Mon Jun 6, 2016, 07:48 AM

6. LOL! I love it when...

Someone says, "Get your facts straight before posting nonsense" and they don't have a clue what they themselves are talking about it! Kinda like your basic Tea Bagger Trump supporter!

I like that you posting "guidelines" but the REALITY is the average time a person convicted of murder spends 16yrs in prison...And that is up from years past.

"Historical figures from the MoJ show that normally between 100 and 200 people convicted for murder are released from prison per year. The average time served has been slowly rising in recent years - from 13 years in 1999 to 16 last year."

How murder sentencing works

People convicted for murder must receive a 'mandatory life sentence' which takes different forms for those who committed murder aged 10 to 18 (detention during Her Majesty's pleasure) and between 18 and 21 (custody for life). This is known as an 'indeterminate sentence' so there's no fixed maximum length it can take.

However, judges can set 'minimum terms' during which the prisoner cannot be released. Once this time is served, a Parole Board must approve release once it is "satisfied the risk of harm the prisoner poses to the life and limb of the public is no more than minimal."
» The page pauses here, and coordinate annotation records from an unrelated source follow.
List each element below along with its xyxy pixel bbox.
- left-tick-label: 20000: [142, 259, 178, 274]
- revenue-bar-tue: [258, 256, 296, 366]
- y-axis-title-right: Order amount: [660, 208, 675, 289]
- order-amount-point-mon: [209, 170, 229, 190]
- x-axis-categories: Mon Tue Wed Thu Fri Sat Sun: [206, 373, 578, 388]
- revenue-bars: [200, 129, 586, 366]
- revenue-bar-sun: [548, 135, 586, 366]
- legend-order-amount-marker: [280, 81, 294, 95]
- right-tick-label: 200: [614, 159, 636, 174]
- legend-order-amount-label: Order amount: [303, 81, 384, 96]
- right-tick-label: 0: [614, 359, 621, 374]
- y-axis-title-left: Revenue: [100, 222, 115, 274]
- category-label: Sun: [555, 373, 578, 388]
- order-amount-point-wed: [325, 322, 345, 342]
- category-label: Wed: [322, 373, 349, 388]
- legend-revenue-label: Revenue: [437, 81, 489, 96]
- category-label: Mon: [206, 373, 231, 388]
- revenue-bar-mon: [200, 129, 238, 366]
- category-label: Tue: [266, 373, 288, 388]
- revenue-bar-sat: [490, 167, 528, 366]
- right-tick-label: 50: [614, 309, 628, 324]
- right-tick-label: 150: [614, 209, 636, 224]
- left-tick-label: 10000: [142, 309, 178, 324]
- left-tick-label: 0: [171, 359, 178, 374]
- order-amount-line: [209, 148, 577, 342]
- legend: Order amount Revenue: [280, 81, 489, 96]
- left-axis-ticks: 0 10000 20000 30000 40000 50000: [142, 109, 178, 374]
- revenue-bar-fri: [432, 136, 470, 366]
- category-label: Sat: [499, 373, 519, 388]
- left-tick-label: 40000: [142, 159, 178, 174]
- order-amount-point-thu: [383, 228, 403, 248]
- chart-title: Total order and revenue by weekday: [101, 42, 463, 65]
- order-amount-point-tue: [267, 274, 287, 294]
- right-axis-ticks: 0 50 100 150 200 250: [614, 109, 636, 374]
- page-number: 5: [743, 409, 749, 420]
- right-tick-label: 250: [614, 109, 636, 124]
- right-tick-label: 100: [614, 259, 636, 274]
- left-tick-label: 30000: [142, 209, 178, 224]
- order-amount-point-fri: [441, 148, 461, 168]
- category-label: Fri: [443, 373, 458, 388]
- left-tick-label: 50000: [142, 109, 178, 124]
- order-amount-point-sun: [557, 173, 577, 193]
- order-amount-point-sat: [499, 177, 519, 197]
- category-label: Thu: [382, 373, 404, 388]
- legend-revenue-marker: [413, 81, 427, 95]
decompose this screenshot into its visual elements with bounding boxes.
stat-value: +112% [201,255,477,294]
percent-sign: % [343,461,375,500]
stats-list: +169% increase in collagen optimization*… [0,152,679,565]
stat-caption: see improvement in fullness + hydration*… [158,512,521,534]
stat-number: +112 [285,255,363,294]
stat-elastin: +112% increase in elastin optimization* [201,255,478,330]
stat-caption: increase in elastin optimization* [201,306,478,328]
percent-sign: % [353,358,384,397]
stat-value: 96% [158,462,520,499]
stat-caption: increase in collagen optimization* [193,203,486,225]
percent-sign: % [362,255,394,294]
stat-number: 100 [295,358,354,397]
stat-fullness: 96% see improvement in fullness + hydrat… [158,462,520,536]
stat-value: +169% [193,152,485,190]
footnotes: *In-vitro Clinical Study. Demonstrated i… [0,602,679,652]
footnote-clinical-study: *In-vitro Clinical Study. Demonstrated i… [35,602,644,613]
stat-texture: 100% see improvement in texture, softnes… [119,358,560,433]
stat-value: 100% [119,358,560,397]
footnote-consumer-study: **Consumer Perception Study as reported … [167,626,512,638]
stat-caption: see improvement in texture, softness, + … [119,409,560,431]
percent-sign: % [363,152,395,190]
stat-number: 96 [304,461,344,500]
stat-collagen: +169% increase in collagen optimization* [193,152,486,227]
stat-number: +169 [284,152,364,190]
The determinations involved in setting a minimum term are set out in Schedule 21 of the Criminal Justice Act 2003. Judges must first choose a starting point which reflects the broad circumstances of a murder - this can be either a 'whole life order', 30, 25, 15 or 12 years (the latter for offences committed by those under 18). From there, the trial judge weighs up additional factors to either lengthen or shorten the minimum term.